By Richard G. Stock
This is the thirty-seventh in a series of articles about how corporate and government law departments can improve their performance and add measurable value to their organizations.
A recent deep dive into current practices for legal services delivery, the use of legal project management, multi-jurisdictional coverage, and pricing revealed no surprises. Corporate law departments do not process the information and do not analyze the data they have available to leverage law firm capabilities. As a result, they are unable to define the value proposition for legal services expected of their law firms. Securing financial predictability in the total cost of legal services for the next three years is also out of reach for most companies because the basic analytics are not in place.

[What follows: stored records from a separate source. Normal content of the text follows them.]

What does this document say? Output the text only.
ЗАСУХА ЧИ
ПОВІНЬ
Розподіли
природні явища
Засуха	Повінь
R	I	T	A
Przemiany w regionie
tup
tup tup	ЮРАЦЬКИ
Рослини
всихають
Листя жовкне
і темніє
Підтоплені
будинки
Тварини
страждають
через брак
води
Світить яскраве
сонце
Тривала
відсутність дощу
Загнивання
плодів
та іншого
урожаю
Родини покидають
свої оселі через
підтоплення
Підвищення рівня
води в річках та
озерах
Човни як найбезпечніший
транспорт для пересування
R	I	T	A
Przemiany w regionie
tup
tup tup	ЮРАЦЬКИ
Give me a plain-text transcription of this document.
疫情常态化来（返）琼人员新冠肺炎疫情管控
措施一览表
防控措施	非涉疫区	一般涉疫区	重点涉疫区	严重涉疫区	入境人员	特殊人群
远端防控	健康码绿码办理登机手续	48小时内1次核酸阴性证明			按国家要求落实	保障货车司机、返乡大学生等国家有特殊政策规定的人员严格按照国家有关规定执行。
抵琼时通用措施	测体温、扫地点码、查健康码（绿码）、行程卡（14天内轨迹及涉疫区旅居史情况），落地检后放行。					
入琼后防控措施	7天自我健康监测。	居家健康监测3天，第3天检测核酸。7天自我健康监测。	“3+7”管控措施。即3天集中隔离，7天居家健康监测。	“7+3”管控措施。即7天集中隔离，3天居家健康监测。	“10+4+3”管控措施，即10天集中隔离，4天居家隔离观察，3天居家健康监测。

One Canadian-headquartered and one UK-headquartered company were seeking detailed analyses of historical patterns for service delivery. They wanted a high-level understanding of what was possible in partnering with there. primary firms. Information from 195 firms was reviewed. Detailed conversations took place with 33 firms in Canada, the US and the UK.
The first observation is that large, decentralized law departments are much less thorough than they should be in coordinating systematic and qualitative evaluations of their primary law firms. There was little evidence of formal performance indicators and evaluation processes. While general counsel do meet their firms at least once per year to discuss files, trends and legal spend, agendas are not available and changes going forward are not well documented. There is rarely a correlation between law firm performance and legal fees. The primary driver in working with law firms is still a relationship with key partners. In effect, these relationships seem to act as a barrier to comprehensive and accelerated innovation in service delivery.
A second observation relates to competence and coverage. Companies preferring to reduce the number of law firm relationships while still securing local counsel for regional and global business requirements are looking to firms that have extensive footprints in key markets. India, China, Brazil come to mind. So do Texas and Louisiana if you are in the energy business. Global firms, such as DLA Piper, Dentons, Norton Rose Fulbright, Freshfields, and Eversheds Sutherland, have invested heavily in building their regional offices and networks of local counsel. Still, law firms are not doing enough to introduce firm-wide standards for service delivery, quality assurance of the legal work, and cost predictability. While a few firms have moved forward boldly on these fronts, they are the exception. The independence of local counsel appears to trump the introduction of global service delivery, technology and pricing standards.
A third point refers to the use of matter plans and budgets. Firms were asked to provide their best examples of matter plans and budgets for both transactional work and litigation. The quality and usefulness of the templates varied enormously. Very few incorporated plans and budgets by phase and task, planning assumptions, a percentage certainty by phase and by task, and the distribution of hours by fee earner for the work to be done. Firms did not describe the extent of use of such techniques to scope work and offer clients predictability on a matter-by-matter basis. It is as if both law departments and law firms are reluctant to embrace such processes. Legal project management and budgets are a pre-requisite to non-hourly fee arrangements. Inside counsel would benefit greatly from formal training in scoping and pricing of legal matters with the use of LPM.